From this perspective, Hopkins is the Vincenzo Peruggia of reactance. “Every time you get banged back down it makes you tougher,” she told Ronson in 2015. “It’s just a relentless tidal wave. I think even Twitter does it to me on a daily basis. You’re called so many things. It makes you stronger and more powerful. I don’t know what could knock me now.”

But there is perhaps another, subtler reason for adopting the persona of a strutting heel. Heflick points to recent research into how we perceive our enemies by Mark Landau at the University of Kansas, which suggests that there might be a psychological reward from knowing you have people out there baying for your blood. As Heflick explains, identifying specific groups as enemies can, curiously enough, make the world feel like a safer place: “We all have a limited amount of cognitive resources at any given time, and we tend to prefer to see things most of the time in as simple and clear, black-and-white a manner as possible. We typically try to avoid uncertainty. When we have a clear enemy, it makes things very straightforward.”

According to Landau’s experiments, some experience a psychological benefit from “enemyship” because clearly drawn battle lines can give a stronger sense of meaning in life. One study in which participants were given a briefing on al Qaeda, for instance, indicated that picturing a vague but powerful enemy “can significantly bolster one’s perceived control over the environment.”
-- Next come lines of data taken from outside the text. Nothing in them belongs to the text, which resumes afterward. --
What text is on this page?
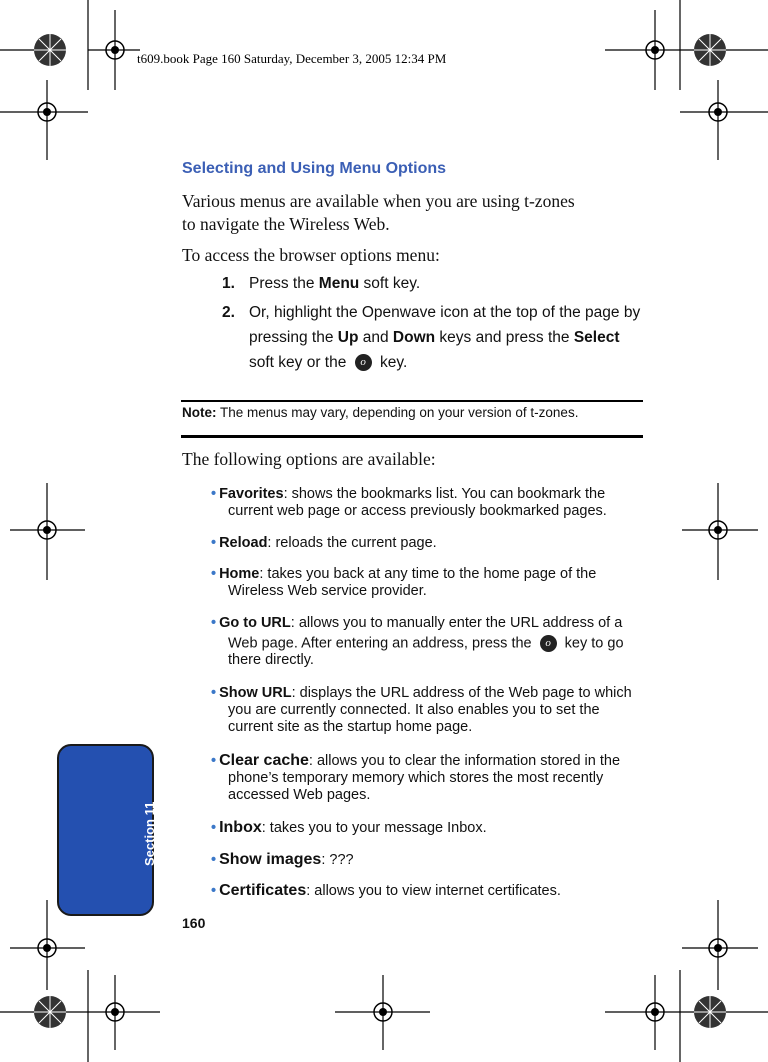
t609.book Page 160 Saturday, December 3, 2005 12:34 PM
Selecting and Using Menu Options
Various menus are available when you are using t-zones
to navigate the Wireless Web.
To access the browser options menu:
1. Press the Menu soft key.
2. Or, highlight the Openwave icon at the top of the page by
pressing the Up and Down keys and press the Select
soft key or the o key.
Note: The menus may vary, depending on your version of t-zones.
The following options are available:
• Favorites: shows the bookmarks list. You can bookmark the
current web page or access previously bookmarked pages.
• Reload: reloads the current page.
• Home: takes you back at any time to the home page of the
Wireless Web service provider.
• Go to URL: allows you to manually enter the URL address of a
Web page. After entering an address, press the o key to go
there directly.
• Show URL: displays the URL address of the Web page to which
you are currently connected. It also enables you to set the
current site as the startup home page.
• Clear cache: allows you to clear the information stored in the
phone’s temporary memory which stores the most recently
accessed Web pages.
• Inbox: takes you to your message Inbox.
• Show images: ???
• Certificates: allows you to view internet certificates.
Section 11
160
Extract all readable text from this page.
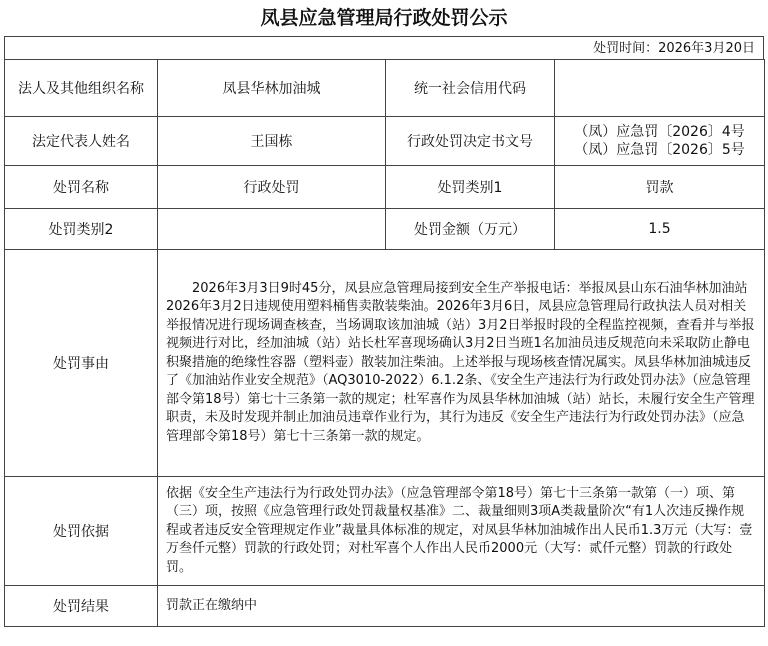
凤县应急管理局行政处罚公示
处罚时间：2026年3月20日
法人及其他组织名称	凤县华林加油城	统一社会信用代码	
法定代表人姓名	王国栋	行政处罚决定书文号	（凤）应急罚〔2026〕4号
（凤）应急罚〔2026〕5号

处罚名称	行政处罚	处罚类别1	罚款
处罚类别2		处罚金额（万元）	1.5
处罚事由	2026年3月3日9时45分，凤县应急管理局接到安全生产举报电话：举报凤县山东石油华林加油站2026年3月2日违规使用塑料桶售卖散装柴油。2026年3月6日，凤县应急管理局行政执法人员对相关举报情况进行现场调查核查，当场调取该加油城（站）3月2日举报时段的全程监控视频，查看并与举报视频进行对比，经加油城（站）站长杜军喜现场确认3月2日当班1名加油员违反规范向未采取防止静电积聚措施的绝缘性容器（塑料壶）散装加注柴油。上述举报与现场核查情况属实。凤县华林加油城违反了《加油站作业安全规范》（AQ3010-2022）6.1.2条、《安全生产违法行为行政处罚办法》（应急管理部令第18号）第七十三条第一款的规定；杜军喜作为凤县华林加油城（站）站长，未履行安全生产管理职责，未及时发现并制止加油员违章作业行为，其行为违反《安全生产违法行为行政处罚办法》（应急管理部令第18号）第七十三条第一款的规定。		

处罚依据	依据《安全生产违法行为行政处罚办法》（应急管理部令第18号）第七十三条第一款第（一）项、第（三）项，按照《应急管理行政处罚裁量权基准》二、裁量细则3项A类裁量阶次“有1人次违反操作规程或者违反安全管理规定作业”裁量具体标准的规定，对凤县华林加油城作出人民币1.3万元（大写：壹万叁仟元整）罚款的行政处罚；对杜军喜个人作出人民币2000元（大写：贰仟元整）罚款的行政处罚。		
处罚结果	罚款正在缴纳中		
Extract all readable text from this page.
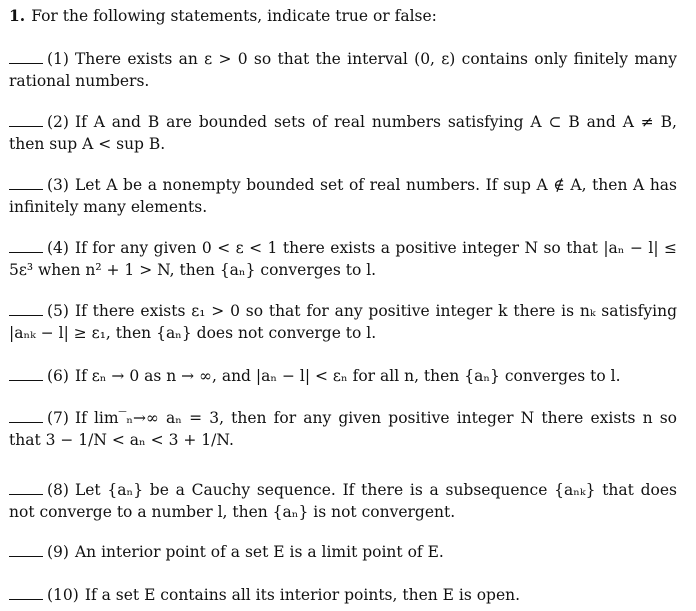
1. For the following statements, indicate true or false:

(1) There exists an ε > 0 so that the interval (0, ε) contains only finitely many rational numbers.

(2) If A and B are bounded sets of real numbers satisfying A ⊂ B and A ≠ B, then sup A < sup B.

(3) Let A be a nonempty bounded set of real numbers. If sup A ∉ A, then A has infinitely many elements.

(4) If for any given 0 < ε < 1 there exists a positive integer N so that |aₙ − l| ≤ 5ε³ when n² + 1 > N, then {aₙ} converges to l.

(5) If there exists ε₁ > 0 so that for any positive integer k there is nₖ satisfying |aₙₖ − l| ≥ ε₁, then {aₙ} does not converge to l.

(6) If εₙ → 0 as n → ∞, and |aₙ − l| < εₙ for all n, then {aₙ} converges to l.

(7) If lim‾ₙ→∞ aₙ = 3, then for any given positive integer N there exists n so that 3 − 1/N < aₙ < 3 + 1/N.

(8) Let {aₙ} be a Cauchy sequence. If there is a subsequence {aₙₖ} that does not converge to a number l, then {aₙ} is not convergent.

(9) An interior point of a set E is a limit point of E.

(10) If a set E contains all its interior points, then E is open.
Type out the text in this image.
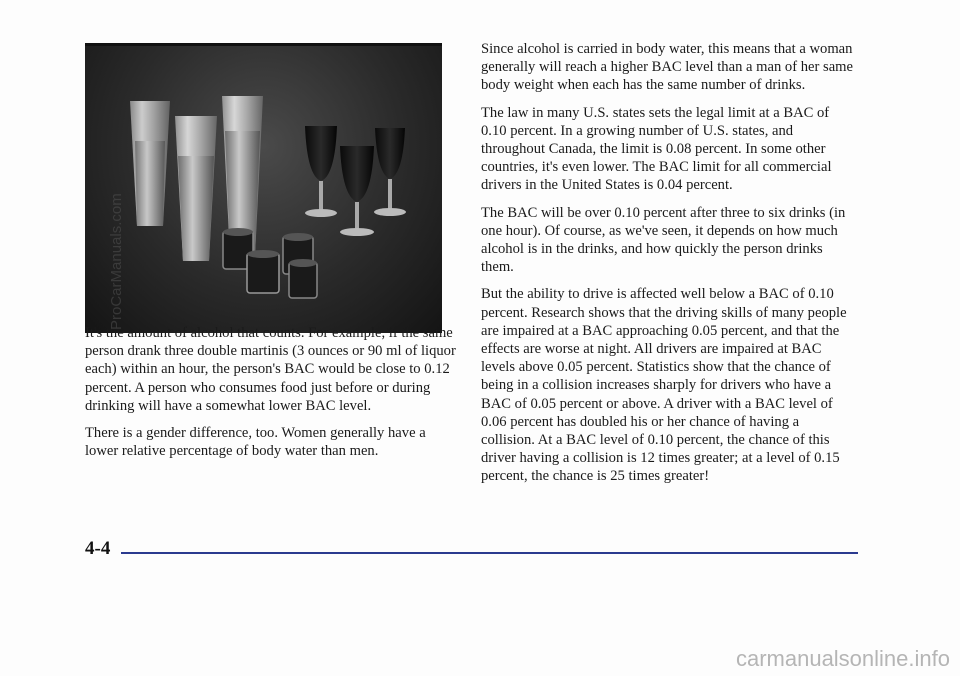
It's the amount of alcohol that counts. For example, if the same person drank three double martinis (3 ounces or 90 ml of liquor each) within an hour, the person's BAC would be close to 0.12 percent. A person who consumes food just before or during drinking will have a somewhat lower BAC level.

There is a gender difference, too. Women generally have a lower relative percentage of body water than men.

Since alcohol is carried in body water, this means that a woman generally will reach a higher BAC level than a man of her same body weight when each has the same number of drinks.

The law in many U.S. states sets the legal limit at a BAC of 0.10 percent. In a growing number of U.S. states, and throughout Canada, the limit is 0.08 percent. In some other countries, it's even lower. The BAC limit for all commercial drivers in the United States is 0.04 percent.

The BAC will be over 0.10 percent after three to six drinks (in one hour). Of course, as we've seen, it depends on how much alcohol is in the drinks, and how quickly the person drinks them.

But the ability to drive is affected well below a BAC of 0.10 percent. Research shows that the driving skills of many people are impaired at a BAC approaching 0.05 percent, and that the effects are worse at night. All drivers are impaired at BAC levels above 0.05 percent. Statistics show that the chance of being in a collision increases sharply for drivers who have a BAC of 0.05 percent or above. A driver with a BAC level of 0.06 percent has doubled his or her chance of having a collision. At a BAC level of 0.10 percent, the chance of this driver having a collision is 12 times greater; at a level of 0.15 percent, the chance is 25 times greater!

4-4
ProCarManuals.com
carmanualsonline.info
“If we become the enemy ourselves, a similar thing happens,” says Heflick. “In the case of trolls and shock jocks, they not only can carve out precisely who their enemies are, but gain a following and attention, and even [a sense of] belonging from knowing who loves them.”

“When you become the shocking voice,” he adds, “you create a very clear worldview that makes it obvious who the good guys and bad guys are.” And with that simplistic clarity comes a measure of security: “Life has a very, very clear meaning.”

Seen in those stark terms, it looks like a worldview that C.M. Punk would recognize. And Tom Clark acknowledges the clear parallels between the bear-pokers of politics and social media, and the villains of the wrestling ring: “The point is to get noticed. So in that way, it’s very similar. Coming out to complete silences is a death sentence for any talent; getting a reaction is the most important thing.”

It could be that on some level we’re all craving the cartoon clarity of a WWE line-up. We may find them offensive, distasteful or just a distraction, but we all might be relying more than we realize on those death-wish trolls who run toward the pitchforks, if only to give our own view of reality clearer lines and sharper meaning.

“The world would be much better off if everyone treated each other honestly and decently,” affirms Clark, “but pro wrestling would be far less entertaining.”